“Anthropology is the study of humans and human behaviour and societies in the past and present.” – Wikipedia
“Everything old is new again” and “there is nothing new under the sun.” It’s hard to think that these could be the unofficial slogans of innovations in human well-being, but (increasingly) they are.
Thought leaders like Gary Vaynerchuk have observed how the open and connected nature of social media networks are bringing back the kind of direct business-consumer relationships that once only happened in small town shops. Others have pointed out that ride-sharing and other sharing economy apps are just bringing back many of the small person to person (peer to peer) social and economic ties that we’ve lost at scale. Farmer’s markets are back in vogue. Airbnb is connecting us to people and places outside of generic hotels. And paleo people all over the world are ditching industrialized carbs and sitting desks for alternative products grounded (supposedly) in the healthier lifestyles of earlier humans.

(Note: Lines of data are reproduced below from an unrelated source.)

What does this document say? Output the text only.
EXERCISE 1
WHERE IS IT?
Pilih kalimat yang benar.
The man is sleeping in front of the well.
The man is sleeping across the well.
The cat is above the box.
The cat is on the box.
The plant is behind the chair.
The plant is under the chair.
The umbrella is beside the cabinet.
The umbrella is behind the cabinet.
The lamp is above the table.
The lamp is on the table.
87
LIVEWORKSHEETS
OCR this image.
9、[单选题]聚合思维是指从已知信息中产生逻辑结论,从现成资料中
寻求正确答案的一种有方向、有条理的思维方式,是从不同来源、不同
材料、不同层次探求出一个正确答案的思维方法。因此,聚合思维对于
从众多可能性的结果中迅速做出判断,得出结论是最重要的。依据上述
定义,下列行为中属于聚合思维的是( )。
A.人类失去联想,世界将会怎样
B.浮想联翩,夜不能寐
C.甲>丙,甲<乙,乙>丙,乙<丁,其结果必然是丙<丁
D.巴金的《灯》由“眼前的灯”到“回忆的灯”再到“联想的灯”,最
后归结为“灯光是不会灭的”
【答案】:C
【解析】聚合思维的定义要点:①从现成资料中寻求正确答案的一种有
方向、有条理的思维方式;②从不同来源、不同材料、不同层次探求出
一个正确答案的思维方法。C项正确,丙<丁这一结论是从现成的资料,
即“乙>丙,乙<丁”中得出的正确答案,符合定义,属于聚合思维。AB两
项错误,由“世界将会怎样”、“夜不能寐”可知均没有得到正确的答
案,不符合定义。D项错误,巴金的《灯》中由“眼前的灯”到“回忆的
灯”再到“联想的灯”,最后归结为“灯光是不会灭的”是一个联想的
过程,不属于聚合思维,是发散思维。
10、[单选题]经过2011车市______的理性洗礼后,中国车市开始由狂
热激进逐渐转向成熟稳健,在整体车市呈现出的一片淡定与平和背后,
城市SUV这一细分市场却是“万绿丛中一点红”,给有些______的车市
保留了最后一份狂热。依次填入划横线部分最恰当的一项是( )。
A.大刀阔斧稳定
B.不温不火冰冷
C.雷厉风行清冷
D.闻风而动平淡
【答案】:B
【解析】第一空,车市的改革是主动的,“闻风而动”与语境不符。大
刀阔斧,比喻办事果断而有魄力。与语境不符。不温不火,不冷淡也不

It does seem like some things we left behind are coming back around. And there’s a reason for that.
We all want human well-being. What it seems like we’re learning is that human well-being is informed (much more than we thought) by traits and adaptations we have gained from hundreds of millions of years of biological – and social – evolution. Many of the things we have given up (like local community, farm-fresh food, etc.)to achieve “scale” as a species have been good. And many things we have taken up (commuting, sitting all day, processed carbs, etc.) have been bad.
We have a lot to learn about how our biological and social evolution shapes and constrains the human good life. Some of the companies that are figuring that out (from Airbnb to the Squatty Potty) have discovered a good route to profit. The challenge and opportunity for entrepreneurs today is creating technology, goods, and services that can sustain human well-being at scale.
The raw materials for those discoveries aren’t far away from us. Understanding the clear connection between our past and our future means a lot of today’s entrepreneurs will find the seed of their idea in something that’s already been tried – just without software or scale.
Time to crack open the anthropology books.